Archer was three years old when de Mestre began his training at Terara (near Nowra) in May 1860. Nicknamed "The Bull" by locals, Archer was considered large for a three-year-old; he stood 16.3 hands with powerful hindquarters, a deep girth, well-sprung ribs and a good head and neck. His idiosyncrasies included his curious rolling gait when galloping, and the fact that he galloped with his tongue lolling out of his mouth. He was a long-striding horse, who could cover 140 ft in 16 strides. Archer's large frame told on his legs, and he was frequently lame. Archer was lightly regarded after he ran badly in his first two races at Randwick in late May 1860. However, at the spring meeting later that year and the autumn meeting of 1861 he was undefeated in seven New South Wales races.

The inaugural two-mile Melbourne Cup on 7 November 1861 at Flemington was an eventful affair. Three of the seventeen starters fell during the race (two of them died); two jockeys sustained broken bones; one horse bolted off the course, but the race continued. At the final turn the favourite, Mormon, made his run but Archer caught and passed him.
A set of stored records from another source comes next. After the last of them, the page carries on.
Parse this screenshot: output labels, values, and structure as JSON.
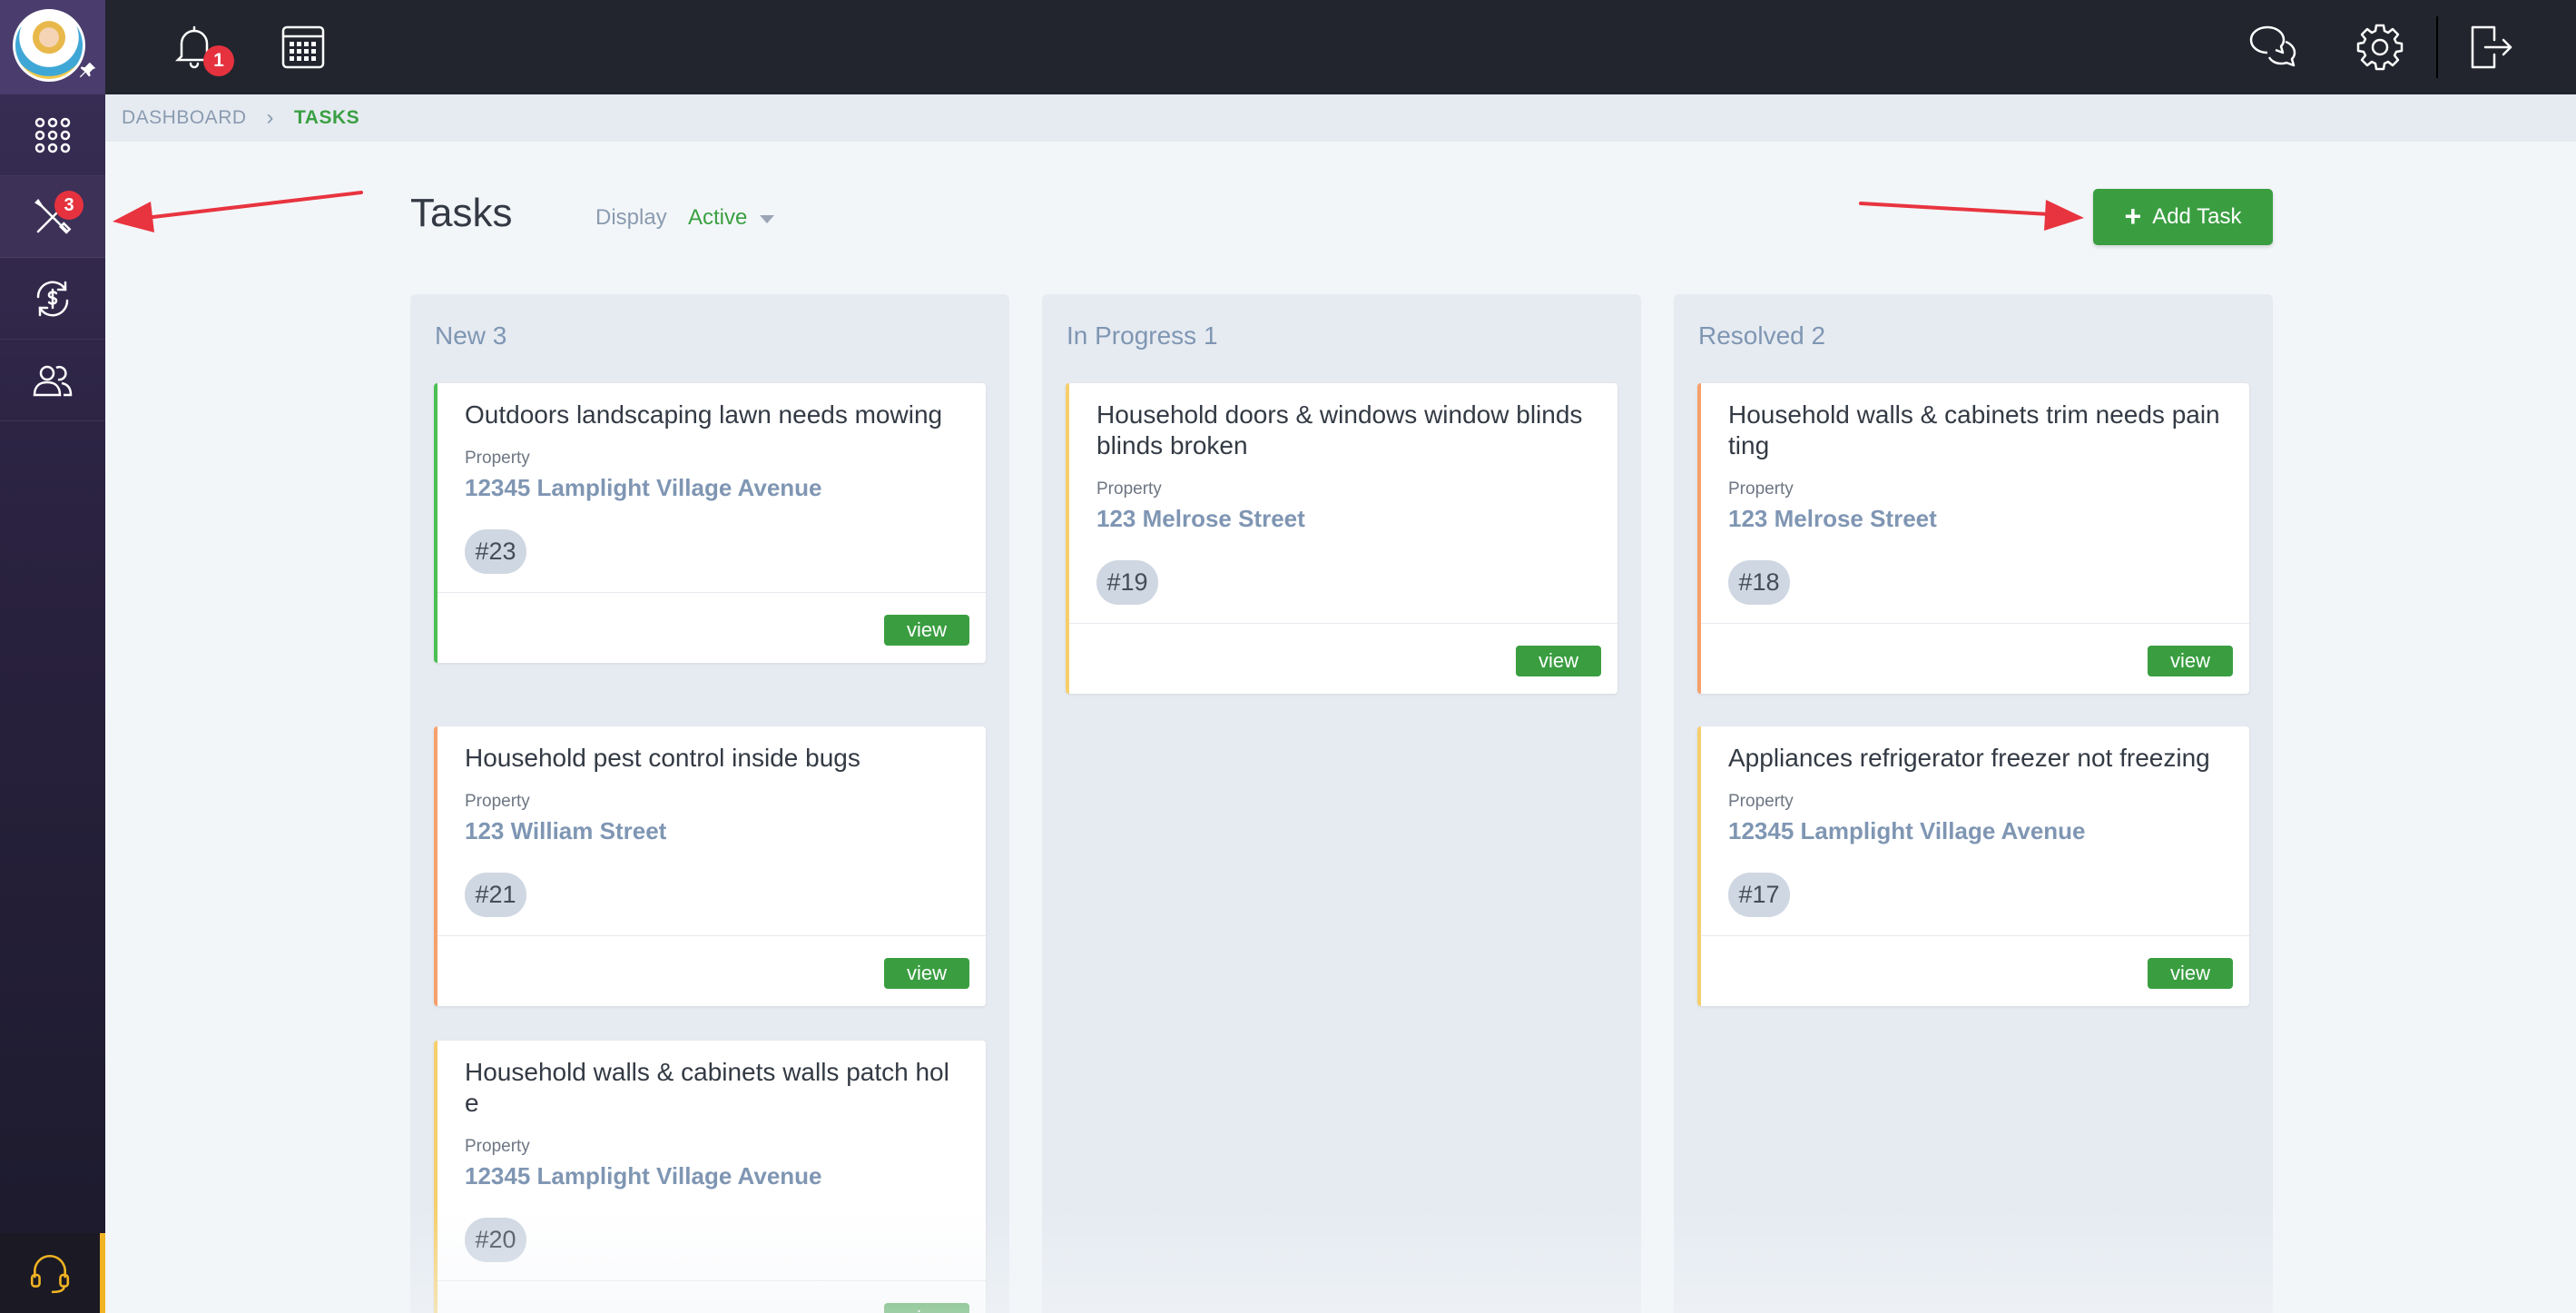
{
  "sidebar": {
    "items": [
      {
        "name": "apps",
        "icon": "grid-dots-icon"
      },
      {
        "name": "tasks",
        "icon": "tools-icon",
        "badge": "3"
      },
      {
        "name": "payments",
        "icon": "dollar-cycle-icon"
      },
      {
        "name": "contacts",
        "icon": "users-icon"
      }
    ],
    "support_icon": "headset-icon"
  },
  "topbar": {
    "notifications_badge": "1",
    "icons": [
      "bell-icon",
      "calendar-icon",
      "chat-icon",
      "gear-icon",
      "logout-icon"
    ]
  },
  "breadcrumb": {
    "root": "DASHBOARD",
    "current": "TASKS"
  },
  "header": {
    "title": "Tasks",
    "display_label": "Display",
    "display_value": "Active",
    "add_button": "Add Task"
  },
  "columns": [
    {
      "title": "New 3",
      "cards": [
        {
          "title": "Outdoors landscaping lawn needs mowing",
          "property_label": "Property",
          "property": "12345 Lamplight Village Avenue",
          "id": "#23",
          "view": "view"
        },
        {
          "title": "Household pest control inside bugs",
          "property_label": "Property",
          "property": "123 William Street",
          "id": "#21",
          "view": "view"
        },
        {
          "title": "Household walls & cabinets walls patch hole",
          "property_label": "Property",
          "property": "12345 Lamplight Village Avenue",
          "id": "#20",
          "view": "view"
        }
      ]
    },
    {
      "title": "In Progress 1",
      "cards": [
        {
          "title": "Household doors & windows window blinds blinds broken",
          "property_label": "Property",
          "property": "123 Melrose Street",
          "id": "#19",
          "view": "view"
        }
      ]
    },
    {
      "title": "Resolved 2",
      "cards": [
        {
          "title": "Household walls & cabinets trim needs painting",
          "property_label": "Property",
          "property": "123 Melrose Street",
          "id": "#18",
          "view": "view"
        },
        {
          "title": "Appliances refrigerator freezer not freezing",
          "property_label": "Property",
          "property": "12345 Lamplight Village Avenue",
          "id": "#17",
          "view": "view"
        }
      ]
    }
  ],
  "colors": {
    "accent_green": "#3a9e41",
    "badge_red": "#e5323e",
    "annotation_red": "#e8343f"
  }
}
Before a crowd of about 4,000, Archer (a Sydney outsider, who was injured during training a few days before the race and attracted slight betting interest) defeated Mormon by six lengths in a time of 3:52.0 – the slowest time in Melbourne Cup history. Archer also defeated Mormon at Randwick in May over 2 1/2 miles in the Australia Plate. In the first Melbourne Cup Archer won for de Mestre his prize was the sweepstake, 710 gold sovereigns (1 sovereign = £1), and a trophy (a hand-beaten gold watch). Before the race Archer was dismissed by the bookies, but after de Mestre of Terara made his wager Archer's odds shortened and he started as the 6-1 second favourite. The winning bets on Archer took money from Melbourne, "refuelling interstate rivalry" and adding to the excitement of the Cup. The next day, Archer won another two-mile race at Flemington (the Melbourne Town Plate) with the same time.
In May 1862 Archer won the three-mile AJC Queen's Plate, and on 7 June 1862 Archer and Exeter were shipped back to Melbourne for the second Melbourne Cup. Archer was the Cup favourite; to prepare for the race, he was sent by railway from Melbourne to Geelong. In his first race in five months, Archer ran third on 1 October in the fifth three-mile Champion Sweepstakes.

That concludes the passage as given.